The answer sounded strange at first, it was almost in contradiction to my earlier training - "Don't be afraid to bring what's yours into the room, but use your own self awareness to separate what belongs to you and what belongs to the client. When you are thinking of your clients issues when in your own context, it may facilitate an advanced empathy that really helps the sessions flow." This really helped and I use it in my core approach as it enables the counter transference to work in harmony with the therapy. Perhaps one caveat is that it requires a constant self awareness to ensure that the clients interests are upheld and not mixed up with your own.

The client didn't solve the presenting issue, perhaps due to circumstances beyond their control, and drawing parallels with other lines of work, that may have been a task uncompleted. But the therapeutic value of those sessions was huge. Every week or every couple of weeks the client would reflect on what the previous sessions had achieved, and at the end of our sessions they asked if it was appropriate to give a thank you card. I had read in the BACP "Therapy" magazine to be aware of what implications gifts and things like that could have, and I am thankful for that information, it brought my awareness of ethical concerns to a deeper understanding, and, after checking with my supervisor, I told my client that a card would be nice.

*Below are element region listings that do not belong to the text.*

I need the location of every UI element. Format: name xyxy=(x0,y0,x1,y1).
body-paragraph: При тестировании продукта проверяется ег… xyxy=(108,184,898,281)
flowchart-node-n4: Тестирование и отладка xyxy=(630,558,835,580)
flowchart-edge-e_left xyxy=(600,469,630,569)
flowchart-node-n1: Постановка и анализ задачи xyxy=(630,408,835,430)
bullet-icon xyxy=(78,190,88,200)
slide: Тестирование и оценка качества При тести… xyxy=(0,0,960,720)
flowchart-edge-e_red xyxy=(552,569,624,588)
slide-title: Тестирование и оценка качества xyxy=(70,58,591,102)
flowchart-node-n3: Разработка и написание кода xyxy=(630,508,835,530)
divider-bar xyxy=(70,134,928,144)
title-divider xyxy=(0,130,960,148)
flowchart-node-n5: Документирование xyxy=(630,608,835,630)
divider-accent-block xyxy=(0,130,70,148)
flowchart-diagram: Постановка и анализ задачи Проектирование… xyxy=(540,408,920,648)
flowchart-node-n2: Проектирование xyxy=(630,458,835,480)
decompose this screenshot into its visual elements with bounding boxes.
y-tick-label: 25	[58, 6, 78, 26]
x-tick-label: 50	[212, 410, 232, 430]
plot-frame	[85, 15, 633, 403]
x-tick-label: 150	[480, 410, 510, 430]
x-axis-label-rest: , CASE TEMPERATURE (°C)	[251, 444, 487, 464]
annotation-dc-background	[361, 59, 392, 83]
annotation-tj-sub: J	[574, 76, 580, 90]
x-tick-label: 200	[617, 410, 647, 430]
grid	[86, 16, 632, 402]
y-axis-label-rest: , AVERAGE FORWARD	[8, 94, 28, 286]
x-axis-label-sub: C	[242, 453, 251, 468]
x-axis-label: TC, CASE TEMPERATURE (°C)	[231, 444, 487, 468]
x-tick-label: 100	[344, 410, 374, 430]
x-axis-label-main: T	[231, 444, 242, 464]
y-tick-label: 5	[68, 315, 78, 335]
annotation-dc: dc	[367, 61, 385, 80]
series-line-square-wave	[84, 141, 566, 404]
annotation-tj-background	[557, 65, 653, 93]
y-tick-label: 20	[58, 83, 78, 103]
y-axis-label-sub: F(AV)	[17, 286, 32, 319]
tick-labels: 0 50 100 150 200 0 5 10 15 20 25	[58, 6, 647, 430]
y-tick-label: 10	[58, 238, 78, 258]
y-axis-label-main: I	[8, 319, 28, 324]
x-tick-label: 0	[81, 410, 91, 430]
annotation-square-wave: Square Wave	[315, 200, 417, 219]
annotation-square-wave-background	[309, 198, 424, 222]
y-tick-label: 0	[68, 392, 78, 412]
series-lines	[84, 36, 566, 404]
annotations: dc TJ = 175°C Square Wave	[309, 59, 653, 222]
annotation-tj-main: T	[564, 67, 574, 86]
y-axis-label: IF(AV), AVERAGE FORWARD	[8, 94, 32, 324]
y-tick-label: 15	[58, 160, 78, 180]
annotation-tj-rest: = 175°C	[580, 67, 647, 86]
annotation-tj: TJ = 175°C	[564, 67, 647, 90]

The card came the following week, which was the last session. It was a normal thank you card that's quite common to most card shops, but my client had taken the time to write a little passage in it explaining what the counselling had done for them. In reading it I felt a warm sensation that really made me smile.

I don't feel that recognition is important to the provision of counselling, but that card meant that regardless of the initial presenting issue, the client had grown emotionally and in so many other ways by their exploration of themselves, to the point where they could no longer feel upset or frustrated at what was going on in their lives.